Vision
Load model
Just like loading the Chat model, for the vision model, you need two specific types:
- the
GGUF model
- the
mmproj model
.
You can load the model using:
Load Model
curl -X POST 'http://127.0.0.1:3928/inferences/llamacpp/loadmodel' -H 'Content-Type: application/json' -d '{
"llama_model_path": "/path/to/gguf/model/",
"mmproj": "/path/to/mmproj/model/",
"ctx_len": 2048,
"ngl": 100,
"cont_batching": false,
"embedding": false,
"system_prompt": "",
"user_prompt": "\n### Instruction:\n",
"ai_prompt": "\n### Response:\n"
}'
Download the models here:
- Llava Model: Large Language and Vision Assistant achieves SoTA on 11 benchmarks.
- Bakllava Model is a Mistral 7B base augmented with the LLaVA architecture.
Inference
Nitro currently only works with images converted to base64 format. Use this base64 converter to prepare your images.

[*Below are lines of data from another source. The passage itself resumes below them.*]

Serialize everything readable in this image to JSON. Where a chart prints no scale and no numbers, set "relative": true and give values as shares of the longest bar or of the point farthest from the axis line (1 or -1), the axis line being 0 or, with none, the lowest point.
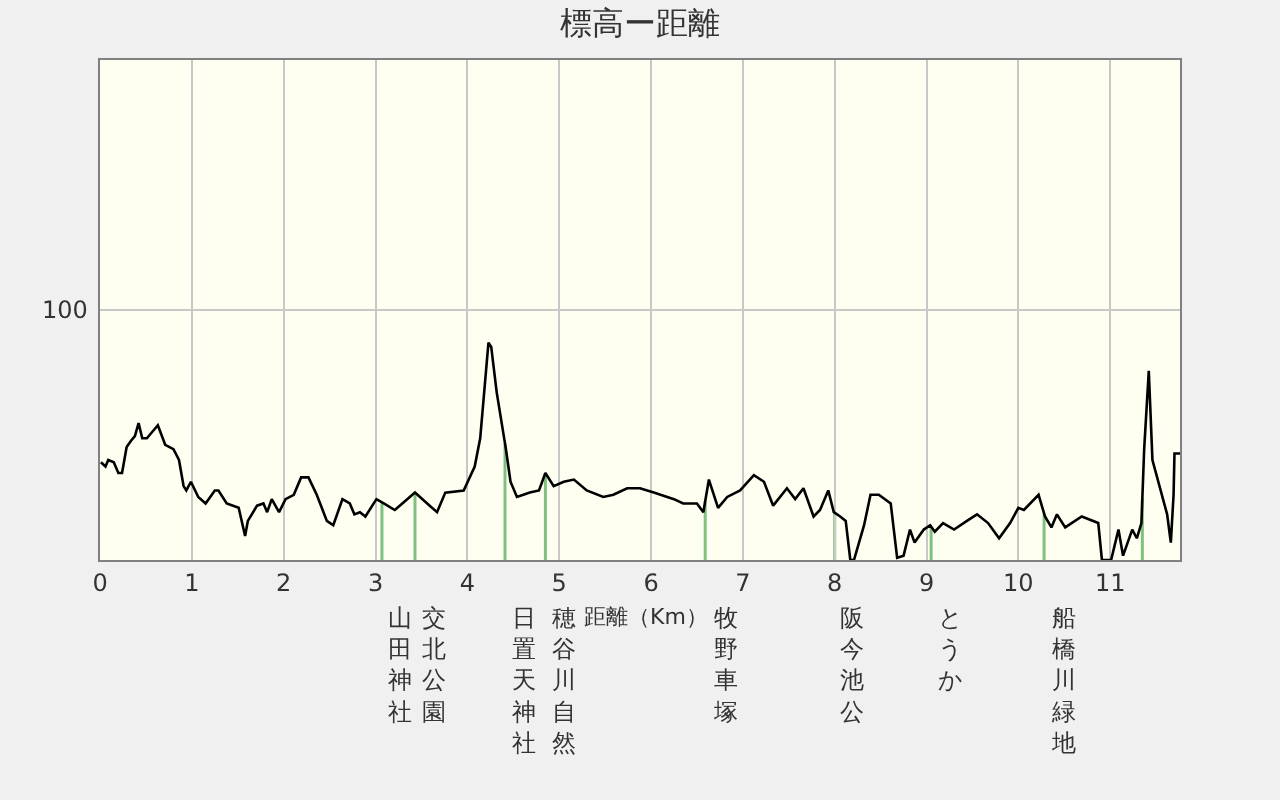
{
  "chart_data": {
    "type": "line",
    "title": "標高ー距離",
    "xlabel": "距離（Km）",
    "xlim": [
      0,
      11.76
    ],
    "xticks": [
      0,
      1,
      2,
      3,
      4,
      5,
      6,
      7,
      8,
      9,
      10,
      11
    ],
    "relative": true,
    "grid": "x",
    "marker": "none",
    "line_style": "solid",
    "series": [
      {
        "color": "#000000",
        "x": [
          0.01,
          0.06,
          0.09,
          0.15,
          0.2,
          0.24,
          0.29,
          0.34,
          0.38,
          0.42,
          0.46,
          0.51,
          0.57,
          0.63,
          0.71,
          0.8,
          0.86,
          0.91,
          0.94,
          0.99,
          1.07,
          1.15,
          1.25,
          1.29,
          1.38,
          1.51,
          1.58,
          1.61,
          1.71,
          1.78,
          1.82,
          1.87,
          1.95,
          2.02,
          2.11,
          2.19,
          2.27,
          2.36,
          2.47,
          2.54,
          2.64,
          2.72,
          2.77,
          2.83,
          2.89,
          3.01,
          3.09,
          3.21,
          3.43,
          3.59,
          3.67,
          3.76,
          3.96,
          4.08,
          4.14,
          4.23,
          4.26,
          4.32,
          4.42,
          4.47,
          4.54,
          4.61,
          4.68,
          4.78,
          4.85,
          4.94,
          5.05,
          5.16,
          5.3,
          5.48,
          5.59,
          5.74,
          5.88,
          6.03,
          6.25,
          6.35,
          6.5,
          6.57,
          6.63,
          6.73,
          6.83,
          6.97,
          7.12,
          7.23,
          7.33,
          7.48,
          7.57,
          7.66,
          7.77,
          7.84,
          7.93,
          7.99,
          8.06,
          8.12,
          8.17,
          8.21,
          8.32,
          8.39,
          8.48,
          8.61,
          8.68,
          8.75,
          8.82,
          8.87,
          8.97,
          9.04,
          9.09,
          9.18,
          9.3,
          9.44,
          9.55,
          9.67,
          9.79,
          9.91,
          10.0,
          10.06,
          10.22,
          10.29,
          10.36,
          10.42,
          10.51,
          10.69,
          10.87,
          10.91,
          11.01,
          11.09,
          11.14,
          11.24,
          11.29,
          11.34,
          11.37,
          11.42,
          11.46,
          11.62,
          11.66,
          11.69,
          11.7,
          11.76
        ],
        "values": [
          0.45,
          0.43,
          0.46,
          0.45,
          0.4,
          0.4,
          0.52,
          0.55,
          0.57,
          0.63,
          0.56,
          0.56,
          0.59,
          0.62,
          0.53,
          0.51,
          0.46,
          0.34,
          0.32,
          0.36,
          0.29,
          0.26,
          0.32,
          0.32,
          0.26,
          0.24,
          0.11,
          0.18,
          0.25,
          0.26,
          0.22,
          0.28,
          0.22,
          0.28,
          0.3,
          0.38,
          0.38,
          0.3,
          0.18,
          0.16,
          0.28,
          0.26,
          0.21,
          0.22,
          0.2,
          0.28,
          0.26,
          0.23,
          0.31,
          0.25,
          0.22,
          0.31,
          0.32,
          0.43,
          0.56,
          1,
          0.98,
          0.77,
          0.51,
          0.36,
          0.29,
          0.3,
          0.31,
          0.32,
          0.4,
          0.34,
          0.36,
          0.37,
          0.32,
          0.29,
          0.3,
          0.33,
          0.33,
          0.31,
          0.28,
          0.26,
          0.26,
          0.22,
          0.37,
          0.24,
          0.29,
          0.32,
          0.39,
          0.36,
          0.25,
          0.33,
          0.28,
          0.33,
          0.2,
          0.23,
          0.32,
          0.22,
          0.2,
          0.18,
          0,
          0,
          0.16,
          0.3,
          0.3,
          0.26,
          0.01,
          0.02,
          0.14,
          0.08,
          0.14,
          0.16,
          0.13,
          0.17,
          0.14,
          0.18,
          0.21,
          0.17,
          0.1,
          0.17,
          0.24,
          0.23,
          0.3,
          0.2,
          0.15,
          0.21,
          0.15,
          0.2,
          0.17,
          0,
          0,
          0.14,
          0.02,
          0.14,
          0.1,
          0.17,
          0.51,
          0.87,
          0.46,
          0.21,
          0.08,
          0.3,
          0.49,
          0.49
        ]
      }
    ],
    "annotations": [
      "100"
    ],
    "ref_lines": [
      {
        "axis": "x",
        "value": 3.07,
        "label": "山田神社",
        "color": "#80c080"
      },
      {
        "axis": "x",
        "value": 3.43,
        "label": "交北公園",
        "color": "#80c080"
      },
      {
        "axis": "x",
        "value": 4.41,
        "label": "日置天神社",
        "color": "#80c080"
      },
      {
        "axis": "x",
        "value": 4.85,
        "label": "穂谷川自然",
        "color": "#80c080"
      },
      {
        "axis": "x",
        "value": 6.59,
        "label": "牧野車塚",
        "color": "#80c080"
      },
      {
        "axis": "x",
        "value": 8.0,
        "label": "阪今池公",
        "color": "#80c080"
      },
      {
        "axis": "x",
        "value": 9.05,
        "label": "とうか",
        "color": "#80c080"
      },
      {
        "axis": "x",
        "value": 10.28,
        "label": "船橋川緑地",
        "color": "#80c080"
      },
      {
        "axis": "x",
        "value": 11.35,
        "label": null,
        "color": "#80c080"
      }
    ]
  }
}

To get the model's understanding of an image, do the following:
Inference
curl http://127.0.0.1:3928/v1/chat/completions \
-H "Content-Type: application/json" \
-H "Authorization: Bearer $OPENAI_API_KEY" \
-d '{
"model": "gpt-4-vision-preview",
"messages": [
{
"role": "user",
"content": [
{
"type": "text",
"text": "What’s in this image?"
},
{
"type": "image_url",
"image_url": {
"url": "<base64>"
}
}
]
}
],
"max_tokens": 300
}'
If the base64 string is too long and causes errors, consider using Postman as an alternative.